Indeed I do. That's a great way of looking at it actually. Thank you
Please could someone explain why they say in this solution that T is greater than or equal to 0 for the string to not go slack? Why isn't it T>0? When T=0 it is slack isn't it?
Thanks for any help
This kind of ******** happens so much in edexcel M3. Just look at the question and go with whatever they are using as it gets the marks lol, they just uck it up tbh as obviously it can't have T=0 since it is technically incorrect as they teach the opposite in the book. Stupid edexcel piss me right off.
Usually in mechanics, the definition of a slack string is T=0. So the mark scheme's wording is inconsistent. Slackness is not defined in terms of the length of the string (not that I've ever seen, anyway).
This makes no sense at all. Part of the definition of a string is that it can't generate compressive forces i.e. it can't have negative tension. Strings can pull, but they can't push. T=0 is the best they can do in that direction, and in that state, they're slack.
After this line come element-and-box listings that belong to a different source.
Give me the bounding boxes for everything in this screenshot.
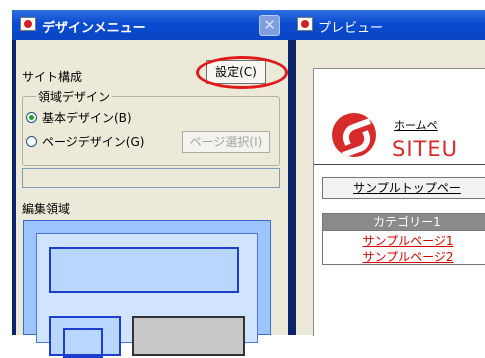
app-icon xyxy=(20,17,36,31)
region-design-legend: 領域デザイン xyxy=(36,88,113,105)
edit-side-inner-region[interactable] xyxy=(63,328,103,358)
edit-main-region[interactable] xyxy=(132,316,245,356)
design-menu-title: デザインメニュー xyxy=(42,21,146,36)
radio-page-design[interactable]: ページデザイン(G) xyxy=(26,134,144,150)
edit-header-region[interactable] xyxy=(49,247,239,293)
preview-title: プレビュー xyxy=(318,21,384,36)
preview-body: ホームペ SITEU サンプルトップペー カテゴリー1 サンプルページ1 サンプ… xyxy=(296,40,485,336)
empty-field[interactable] xyxy=(22,168,280,188)
page-select-button[interactable]: ページ選択(I) xyxy=(182,131,270,153)
app-icon xyxy=(297,17,313,31)
category-header: カテゴリー1 xyxy=(322,213,485,231)
brand-name: SITEU xyxy=(392,137,458,161)
edit-side-region[interactable] xyxy=(49,316,121,358)
preview-titlebar[interactable]: プレビュー xyxy=(292,10,485,40)
design-menu-body: サイト構成 設定(C) 領域デザイン 基本デザイン(B) ページデザイン(G) … xyxy=(16,40,288,358)
edit-area-canvas[interactable] xyxy=(23,220,271,358)
edit-page-frame[interactable] xyxy=(36,233,258,358)
sample-page-link-1[interactable]: サンプルページ1 xyxy=(323,232,485,249)
home-link[interactable]: ホームペ xyxy=(394,117,438,133)
radio-page-label: ページデザイン(G) xyxy=(42,135,145,149)
edit-area-label: 編集領域 xyxy=(22,202,71,216)
radio-checked-icon xyxy=(26,112,37,123)
radio-basic-label: 基本デザイン(B) xyxy=(42,111,132,125)
preview-window: プレビュー ホームペ SITEU サンプルトップペー カテゴリー1 サンプルペー… xyxy=(292,10,485,336)
radio-unchecked-icon xyxy=(26,136,37,147)
logo-icon xyxy=(332,113,376,157)
design-menu-window: デザインメニュー ✕ サイト構成 設定(C) 領域デザイン 基本デザイン(B) … xyxy=(12,10,292,358)
divider xyxy=(314,164,485,165)
category-links: サンプルページ1 サンプルページ2 xyxy=(322,231,485,265)
preview-page: ホームペ SITEU サンプルトップペー カテゴリー1 サンプルページ1 サンプ… xyxy=(313,68,485,336)
sample-top-link[interactable]: サンプルトップペー xyxy=(322,177,485,199)
close-icon[interactable]: ✕ xyxy=(259,15,280,36)
highlight-circle xyxy=(196,56,288,89)
site-structure-label: サイト構成 xyxy=(22,70,83,84)
design-menu-titlebar[interactable]: デザインメニュー ✕ xyxy=(12,10,292,40)
sample-page-link-2[interactable]: サンプルページ2 xyxy=(323,248,485,265)
radio-basic-design[interactable]: 基本デザイン(B) xyxy=(26,110,132,126)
A string doesn't have to go slack even if the tension is zero in the string, although I concede that this depends on the definition of the word slack in mechanics. The definition I am accustomed to is that slack corresponds to a string whose axial length (linear length from tip to base) is less than that the string's actual length. I used the term negative tension a bit too loosely, but what I mean is that the force on the string itself is negative, not on the object tied to the string, in the sense that the net force acts to shorten the string's axial length.
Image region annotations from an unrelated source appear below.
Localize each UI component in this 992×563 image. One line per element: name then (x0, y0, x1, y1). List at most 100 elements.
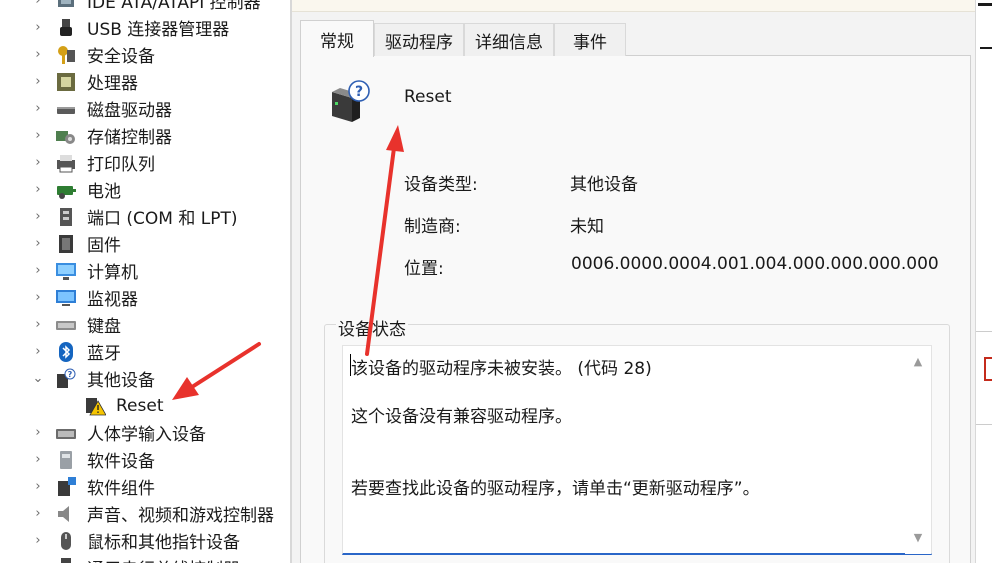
background-window-edge (975, 0, 992, 563)
scroll-up-icon[interactable]: ▲ (905, 352, 931, 372)
tree-item-label: 鼠标和其他指针设备 (87, 533, 240, 553)
chevron-right-icon[interactable]: › (31, 263, 45, 278)
software-device-icon (55, 449, 77, 470)
tab-general[interactable]: 常规 (300, 20, 374, 57)
bluetooth-icon (55, 341, 77, 362)
chevron-right-icon[interactable]: › (31, 452, 45, 467)
tree-item-category[interactable]: ›通用串行总线控制器 (0, 554, 290, 563)
tree-item-category[interactable]: › 处理器 (0, 68, 290, 95)
tab-driver[interactable]: 驱动程序 (374, 23, 464, 56)
tree-item-label: 声音、视频和游戏控制器 (87, 506, 274, 526)
device-status-textbox[interactable]: 该设备的驱动程序未被安装。 (代码 28) 这个设备没有兼容驱动程序。 若要查找… (342, 345, 932, 555)
chevron-right-icon[interactable]: › (31, 20, 45, 35)
storage-controller-icon (55, 125, 77, 146)
status-line: 该设备的驱动程序未被安装。 (代码 28) (351, 359, 652, 379)
printer-icon (55, 152, 77, 173)
tree-item-label: 其他设备 (87, 371, 155, 391)
usb-icon (55, 17, 77, 38)
tree-item-category[interactable]: › 安全设备 (0, 41, 290, 68)
tab-label: 驱动程序 (385, 32, 453, 53)
chevron-right-icon[interactable]: › (31, 533, 45, 548)
chevron-right-icon[interactable]: › (31, 344, 45, 359)
keyboard-icon (55, 314, 77, 335)
chevron-right-icon[interactable]: › (31, 182, 45, 197)
speaker-icon (55, 503, 77, 524)
chevron-right-icon[interactable]: › (31, 47, 45, 62)
tab-events[interactable]: 事件 (554, 23, 626, 56)
chevron-right-icon[interactable]: › (31, 506, 45, 521)
software-component-icon (55, 476, 77, 497)
device-type-label: 设备类型: (404, 175, 478, 195)
tree-item-label: 电池 (87, 182, 121, 202)
tree-item-category[interactable]: › 鼠标和其他指针设备 (0, 527, 290, 554)
usb-controller-icon (55, 557, 77, 563)
tab-label: 详细信息 (475, 32, 543, 53)
tree-item-category[interactable]: › 声音、视频和游戏控制器 (0, 500, 290, 527)
scroll-down-icon[interactable]: ▼ (905, 528, 931, 548)
tree-item-label: 处理器 (87, 74, 138, 94)
minimize-icon[interactable] (978, 3, 992, 6)
tab-label: 事件 (573, 32, 607, 53)
tree-item-label: 安全设备 (87, 47, 155, 67)
tree-item-label: IDE ATA/ATAPI 控制器 (87, 0, 261, 13)
status-line: 若要查找此设备的驱动程序，请单击“更新驱动程序”。 (351, 479, 760, 499)
tree-item-category[interactable]: › 键盘 (0, 311, 290, 338)
tree-item-category[interactable]: › 人体学输入设备 (0, 419, 290, 446)
disk-drive-icon (55, 98, 77, 119)
tree-item-category[interactable]: › 监视器 (0, 284, 290, 311)
svg-text:?: ? (68, 370, 73, 379)
tree-item-category[interactable]: › 计算机 (0, 257, 290, 284)
svg-text:?: ? (355, 84, 363, 100)
tree-item-label: 键盘 (87, 317, 121, 337)
tree-item-category[interactable]: › 软件设备 (0, 446, 290, 473)
chevron-right-icon[interactable]: › (31, 317, 45, 332)
minimize-icon[interactable] (980, 47, 992, 49)
tree-item-category[interactable]: › 电池 (0, 176, 290, 203)
battery-icon (55, 179, 77, 200)
tree-item-label: 磁盘驱动器 (87, 101, 172, 121)
chevron-right-icon[interactable]: › (31, 101, 45, 116)
tree-item-category[interactable]: › 端口 (COM 和 LPT) (0, 203, 290, 230)
tree-item-category[interactable]: › 打印队列 (0, 149, 290, 176)
tree-item-device[interactable]: Reset (0, 392, 290, 419)
tab-details[interactable]: 详细信息 (464, 23, 554, 56)
firmware-icon (55, 233, 77, 254)
tree-item-label: 监视器 (87, 290, 138, 310)
chevron-right-icon[interactable]: › (31, 479, 45, 494)
chevron-down-icon[interactable]: ⌄ (31, 371, 45, 386)
tree-item-category[interactable]: › 软件组件 (0, 473, 290, 500)
tab-label: 常规 (320, 31, 354, 52)
location-label: 位置: (404, 259, 444, 279)
tree-item-category[interactable]: › 存储控制器 (0, 122, 290, 149)
status-scrollbar[interactable]: ▲ ▼ (905, 346, 931, 554)
chevron-right-icon[interactable]: › (31, 209, 45, 224)
chevron-right-icon[interactable]: › (31, 0, 45, 8)
unknown-device-icon: ? (330, 80, 372, 124)
device-name: Reset (404, 87, 452, 107)
port-icon (55, 206, 77, 227)
chevron-right-icon[interactable]: › (31, 290, 45, 305)
chevron-right-icon[interactable]: › (31, 236, 45, 251)
tree-item-category[interactable]: › 蓝牙 (0, 338, 290, 365)
window-fragment (984, 357, 992, 381)
tree-item-label: 存储控制器 (87, 128, 172, 148)
tree-item-label: Reset (116, 395, 164, 416)
location-value: 0006.0000.0004.001.004.000.000.000.000 (571, 254, 939, 274)
chevron-right-icon[interactable]: › (31, 128, 45, 143)
manufacturer-label: 制造商: (404, 217, 461, 237)
tree-item-category[interactable]: › IDE ATA/ATAPI 控制器 (0, 0, 290, 14)
tree-item-label: 软件设备 (87, 452, 155, 472)
computer-icon (55, 260, 77, 281)
tree-item-label: 通用串行总线控制器 (87, 555, 240, 563)
chevron-right-icon[interactable]: › (31, 74, 45, 89)
tree-item-category[interactable]: ⌄? 其他设备 (0, 365, 290, 392)
chevron-right-icon[interactable]: › (31, 155, 45, 170)
tree-item-label: 蓝牙 (87, 344, 121, 364)
tree-item-category[interactable]: › USB 连接器管理器 (0, 14, 290, 41)
warning-device-icon (84, 395, 106, 416)
tree-item-category[interactable]: › 固件 (0, 230, 290, 257)
hid-icon (55, 422, 77, 443)
tree-item-category[interactable]: › 磁盘驱动器 (0, 95, 290, 122)
status-line: 这个设备没有兼容驱动程序。 (351, 407, 572, 427)
chevron-right-icon[interactable]: › (31, 425, 45, 440)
A string doesn't have to go slack even if the tension is zero in the string, although I concede that this depends on the definition of the word slack in mechanics. The definition I am accustomed to is that slack corresponds to a string whose axial length (linear length from tip to base) is less than that the string's actual length.
That may be some kind of engineer's definition, but it's not the one usually used in elementary mechanics, so I think that, in this context, your point is moo.
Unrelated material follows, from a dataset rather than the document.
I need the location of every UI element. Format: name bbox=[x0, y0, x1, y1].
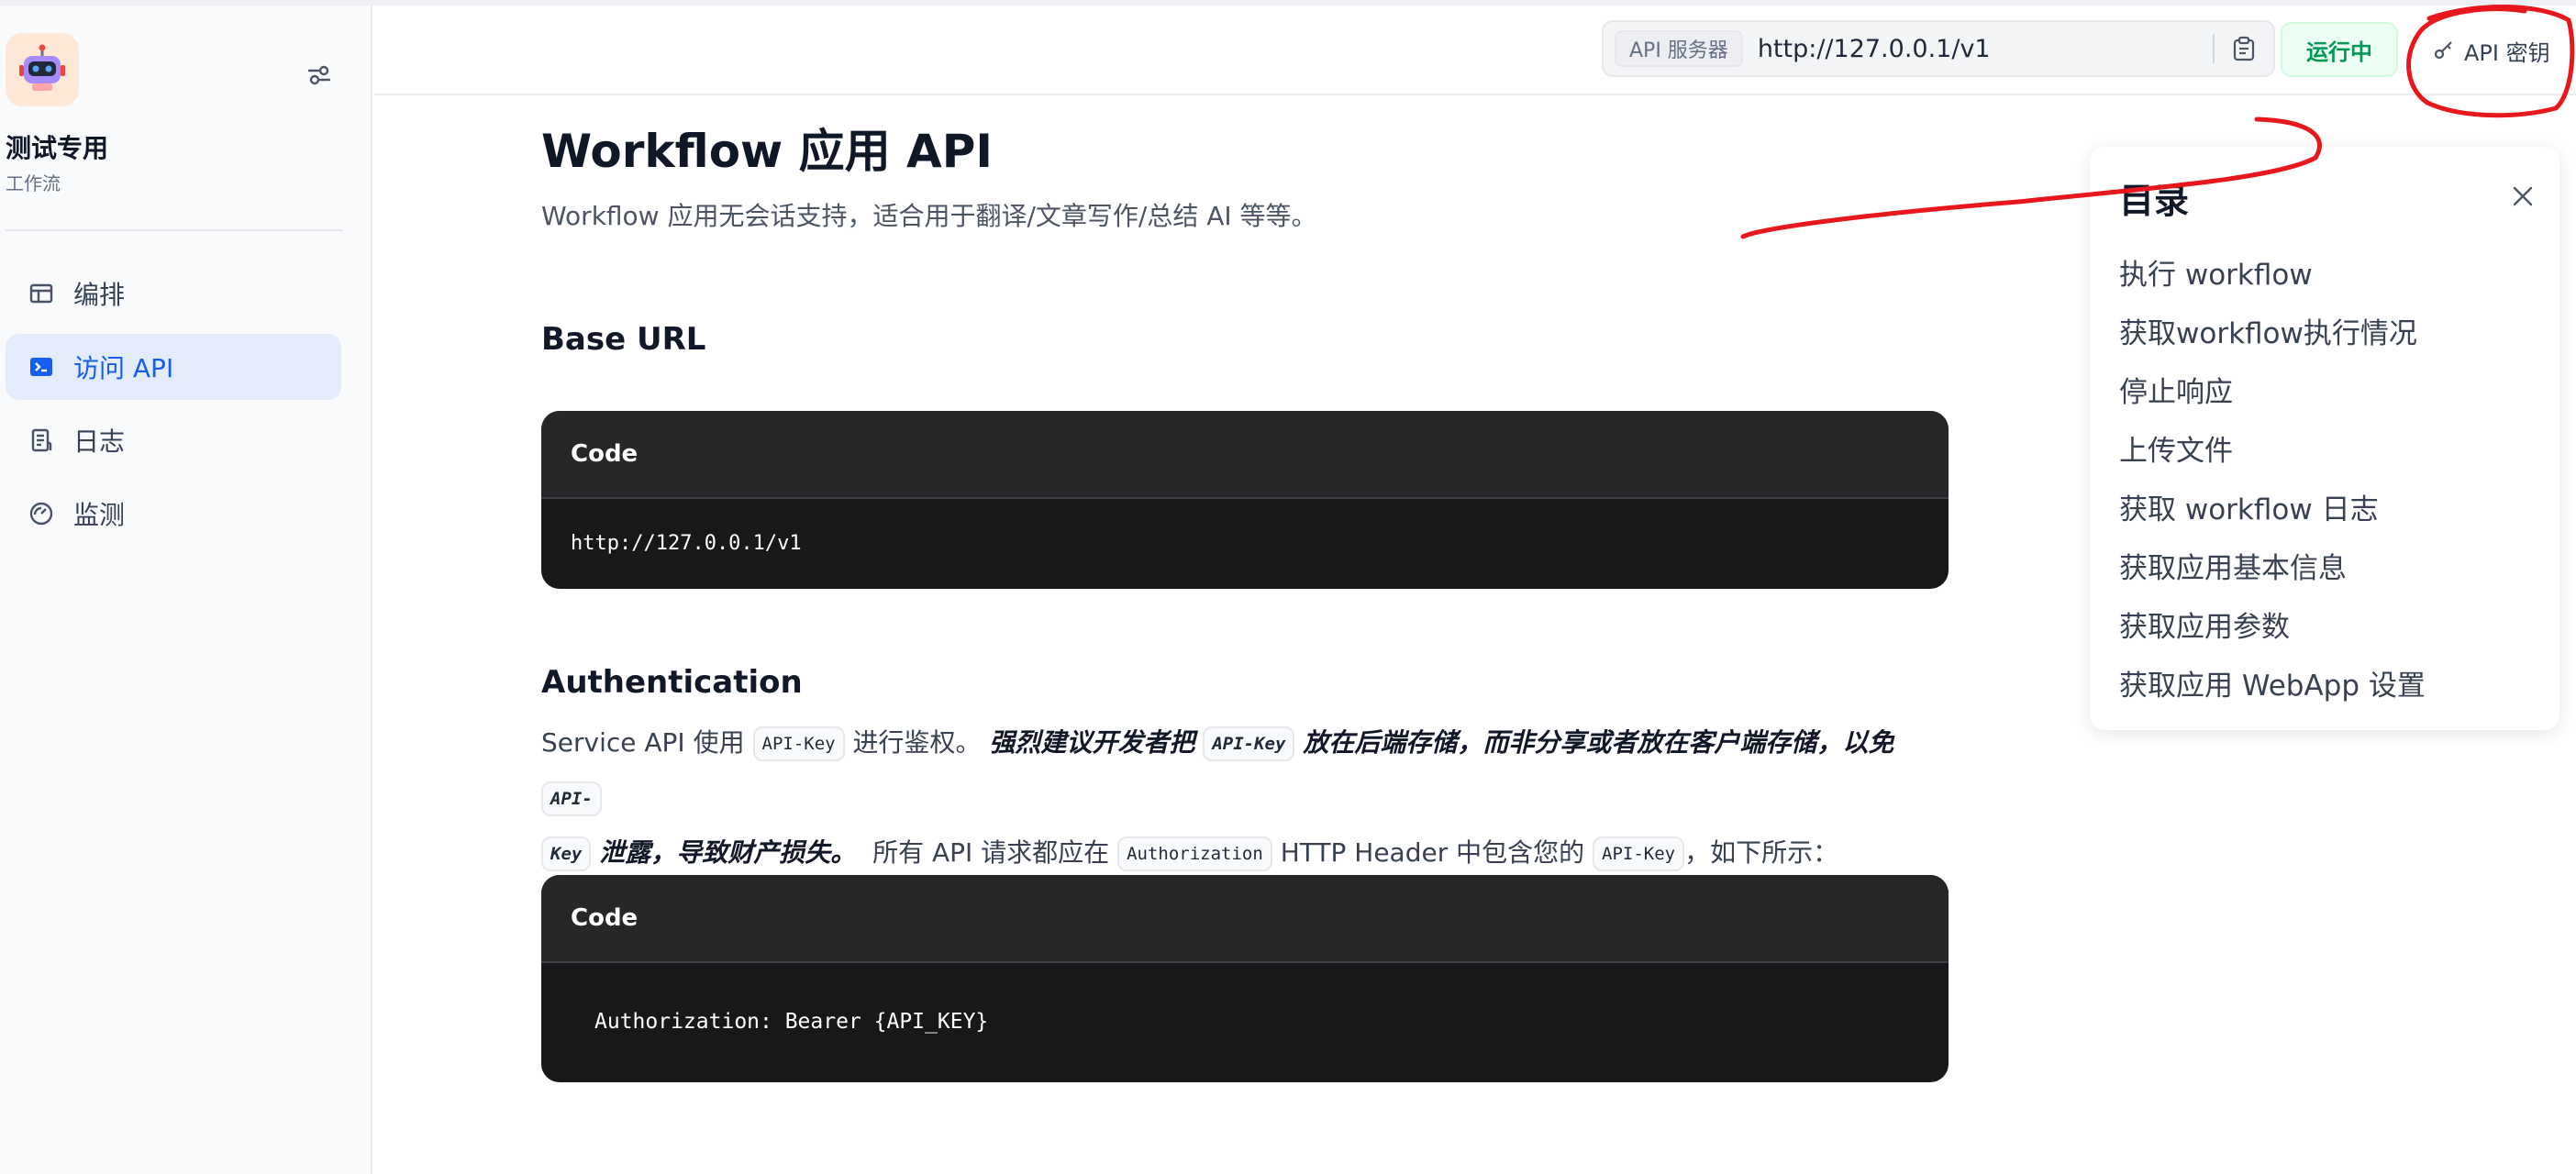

This reminds me of another weird inequality issue I've had in a previous post. Can you see how I've obtained a minimum value from a strict inequality?
Well, I guess that you obtained it by a bit of hand-waving in that case. Mathematically, your line of argument would strictly be that 2/3 is the greatest lower bound of the cosine, but I don't think that anyone would ever quibble in an A level context with what you've done.
Well, I guess that you obtained it by a bit of hand-waving in that case. Mathematically, your line of argument would strictly be that 2/3 is the least upper bound of the cosine, but I don't think that anyone would ever quibble in an A level context with what you've done.
Would that be what is referred to as the infimum? Does it make sense to say infimum if I'm not referencing a specific set?
Not so sweet for me - my cheeks burn with the shame of my error.
Does it make sense if I say "the infimum of cosine" or do I need to say "the infimum of the set generated by the values of cosine/range of cosine"
You can only have the supremum or infimum of a set of numbers, strictly, so the latter not the former, but of course, people say sloppy stuff like the former all the time.
You can only have the supremum or infimum of a set of numbers, strictly, so the latter not the former, but of course, people say sloppy stuff like the former all the time.